TODAY.AZ / Politics

Russian expert: Karabakh conflict cannot be considered as frozen

31 May 2019 [15:24] - TODAY.AZ

By Azernews

By Abdul Kerimkhanov

Nagorno-Karabakh conflict cannot be considered as frozen, Sergey Markov, Director of the Russian Institute of Political Studies, said at a conference titled "Azerbaijan in Eurospace".

The long-standing Azerbaijan-Armenia Nagorno-Karabakh conflict is still ongoing, it can break out into strong clashes at any time and cause serious consequences for the entire region. An example of this is the Armenian provocation committed in April 2016. 

On the night of April 2, 2016, all the frontier positions of Azerbaijan were subjected to heavy fire of large-caliber weapons, mortars and grenade launchers by Armenian army. The armed clashes resulted in deaths and injuries among the Azerbaijani population. Azerbaijan’s counter-attack led to liberation of several strategic heights and settlements. 

Markov reminded that one million refugees and internally displaced persons live in Azerbaijan.
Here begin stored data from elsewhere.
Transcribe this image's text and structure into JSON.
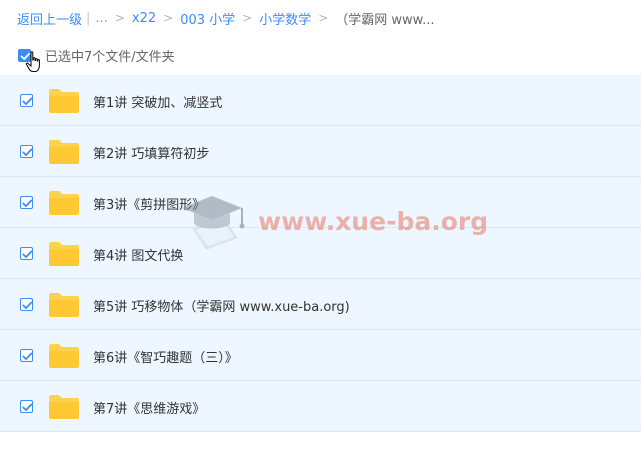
{
  "breadcrumb": {
    "back": "返回上一级",
    "ellipsis": "...",
    "items": [
      "x22",
      "003 小学",
      "小学数学"
    ],
    "current": "（学霸网 www..."
  },
  "selection": {
    "label": "已选中7个文件/文件夹"
  },
  "files": [
    {
      "name": "第1讲 突破加、减竖式"
    },
    {
      "name": "第2讲 巧填算符初步"
    },
    {
      "name": "第3讲《剪拼图形》"
    },
    {
      "name": "第4讲 图文代换"
    },
    {
      "name": "第5讲 巧移物体（学霸网 www.xue-ba.org)"
    },
    {
      "name": "第6讲《智巧趣题（三）》"
    },
    {
      "name": "第7讲《思维游戏》"
    }
  ],
  "watermark": {
    "text": "www.xue-ba.org"
  },
  "colors": {
    "accent": "#3b8cff",
    "row_bg": "#eef6ff",
    "folder": "#ffd24d"
  },
  "icons": {
    "checkbox": "check-icon",
    "folder": "folder-icon",
    "cursor": "hand-pointer-icon"
  }
}
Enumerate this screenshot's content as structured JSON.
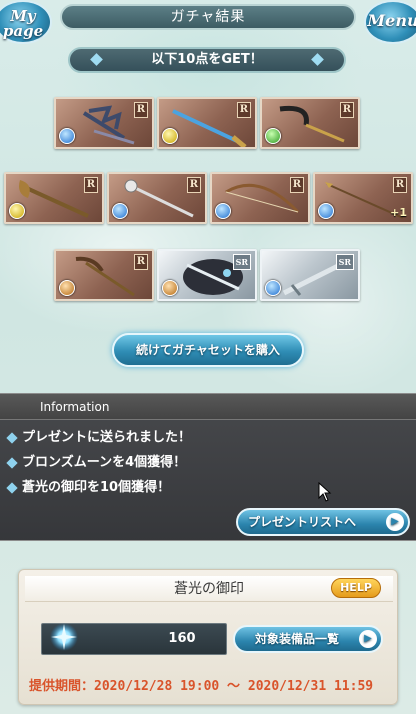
{
  "header": {
    "title": "ガチャ結果",
    "mypage_label_line1": "My",
    "mypage_label_line2": "page",
    "menu_label": "Menu"
  },
  "banner": {
    "text": "以下10点をGET！"
  },
  "items": [
    {
      "rarity": "R",
      "element": "water",
      "icon": "bat-wing-blade-icon"
    },
    {
      "rarity": "R",
      "element": "light",
      "icon": "katana-icon"
    },
    {
      "rarity": "R",
      "element": "wind",
      "icon": "scythe-bow-icon"
    },
    {
      "rarity": "R",
      "element": "light",
      "icon": "axe-icon"
    },
    {
      "rarity": "R",
      "element": "water",
      "icon": "staff-icon"
    },
    {
      "rarity": "R",
      "element": "water",
      "icon": "bow-icon"
    },
    {
      "rarity": "R",
      "element": "water",
      "icon": "spear-icon",
      "badge": "+1"
    },
    {
      "rarity": "R",
      "element": "earth",
      "icon": "pickaxe-icon"
    },
    {
      "rarity": "SR",
      "element": "earth",
      "icon": "dark-armor-summon-icon"
    },
    {
      "rarity": "SR",
      "element": "water",
      "icon": "silver-sword-icon"
    }
  ],
  "continue_button": {
    "label": "続けてガチャセットを購入"
  },
  "information": {
    "title": "Information",
    "lines": [
      "プレゼントに送られました！",
      "ブロンズムーンを4個獲得！",
      "蒼光の御印を10個獲得！"
    ],
    "present_list_label": "プレゼントリストへ"
  },
  "seal": {
    "title": "蒼光の御印",
    "help_label": "HELP",
    "count": "160",
    "equip_list_label": "対象装備品一覧",
    "period": "提供期間：2020/12/28 19:00 ～ 2020/12/31 11:59"
  },
  "colors": {
    "accent_blue": "#2f8db5",
    "period_red": "#d9542b",
    "help_orange": "#e59b1b"
  }
}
He added that the UN Security Council, the PACE, the European Parliament have repeatedly adopted resolutions that Nagorno-Karabakh is an integral part of Azerbaijan.
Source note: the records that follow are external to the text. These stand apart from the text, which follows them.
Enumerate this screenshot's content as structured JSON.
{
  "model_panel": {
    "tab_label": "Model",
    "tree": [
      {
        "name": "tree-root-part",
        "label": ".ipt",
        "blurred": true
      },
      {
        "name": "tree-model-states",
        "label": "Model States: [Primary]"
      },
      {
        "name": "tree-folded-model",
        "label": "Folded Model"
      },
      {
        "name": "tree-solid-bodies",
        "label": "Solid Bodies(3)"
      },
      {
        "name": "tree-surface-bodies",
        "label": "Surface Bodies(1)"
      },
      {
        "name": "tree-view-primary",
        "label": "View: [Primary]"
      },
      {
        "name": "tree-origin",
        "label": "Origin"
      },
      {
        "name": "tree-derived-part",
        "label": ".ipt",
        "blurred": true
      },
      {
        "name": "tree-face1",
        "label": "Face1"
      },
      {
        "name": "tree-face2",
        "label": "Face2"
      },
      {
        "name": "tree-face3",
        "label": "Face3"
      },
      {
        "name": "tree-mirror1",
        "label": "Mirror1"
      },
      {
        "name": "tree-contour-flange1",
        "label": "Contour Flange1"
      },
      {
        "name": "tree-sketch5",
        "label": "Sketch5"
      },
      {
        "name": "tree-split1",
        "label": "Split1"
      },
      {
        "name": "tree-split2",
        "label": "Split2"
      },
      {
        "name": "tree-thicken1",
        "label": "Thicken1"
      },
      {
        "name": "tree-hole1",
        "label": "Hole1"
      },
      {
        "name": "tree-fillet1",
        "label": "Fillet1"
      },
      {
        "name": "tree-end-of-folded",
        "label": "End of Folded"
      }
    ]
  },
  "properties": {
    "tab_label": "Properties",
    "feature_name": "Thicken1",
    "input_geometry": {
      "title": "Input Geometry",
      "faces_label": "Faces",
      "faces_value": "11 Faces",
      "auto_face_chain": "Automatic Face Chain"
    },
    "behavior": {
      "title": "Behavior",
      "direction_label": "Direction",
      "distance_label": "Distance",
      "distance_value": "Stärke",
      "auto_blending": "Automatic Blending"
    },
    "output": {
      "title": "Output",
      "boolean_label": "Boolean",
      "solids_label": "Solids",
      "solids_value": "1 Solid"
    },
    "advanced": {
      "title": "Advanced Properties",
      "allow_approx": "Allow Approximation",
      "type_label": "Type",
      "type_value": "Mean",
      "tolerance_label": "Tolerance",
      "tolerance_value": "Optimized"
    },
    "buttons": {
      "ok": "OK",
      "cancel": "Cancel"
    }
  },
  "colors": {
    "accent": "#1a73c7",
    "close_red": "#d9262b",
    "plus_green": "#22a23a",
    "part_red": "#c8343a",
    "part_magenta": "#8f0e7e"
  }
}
Russian political scientist stressed that no country recognized Nagorno Karabakh as a separate independent state.

He noted that some consider the Nagorno-Karabakh conflict to be frozen because there is no movement of the armed forces and no peacekeeping forces are stationed. However, Markov thinks that this conflict cannot be considered frozen, because various incidents take place there.

The expert recalled that hostilities did indeed take place on the contact line of troops in April 2016. He added that albeit the conflict did not last long - four days, but hundreds of servicemen and civilians died.

"Having talked over the phone with the leaderships of Azerbaijan and Armenia, Russia several times asked to stop the military hostilities," he added.

Markov mentioned that Armenia occupied not only Nagorno-Karabakh but also seven adjacent regions. Director of the Russian Institute pointed out that ethnic cleansing was carried out in these areas and the local population was expelled from these territories.

"The OSCE Minsk Group was created to resolve the conflict, certain steps were taken to hold negotiations, and at the initiative of Russia, the Kazan Principles provided for a compromise, according to which Armenia returns seven occupied regions to Azerbaijan," Markov noted.

He went on to say that the Kazan Principles imply that Azerbaijan lifts the economic blockade around Armenia and Nagorno-Karabakh, then Azerbaijan provides temporary status to Nagorno-Karabakh, and Armenian forces withdraw their troops from occupied Karabakh.

In conclusion, the expert said that negotiations are ongoing on these basis of these principles.

Armenia broke out a lengthy war against Azerbaijan by laying territorial claims on the country. Since the war in the early 1990s, Armenian armed forces have occupied 20 percent of Azerbaijan's territory, including Nagorno-Karabakh and seven surrounding regions. More than 20,000 Azerbaijanis were killed and over 1 million were displaced as a result of the large-scale hostilities.

To this day, Armenia has not implemented four UN Security Council resolutions on withdrawal of its armed forces from the Nagorno-Karabakh and surrounding regions.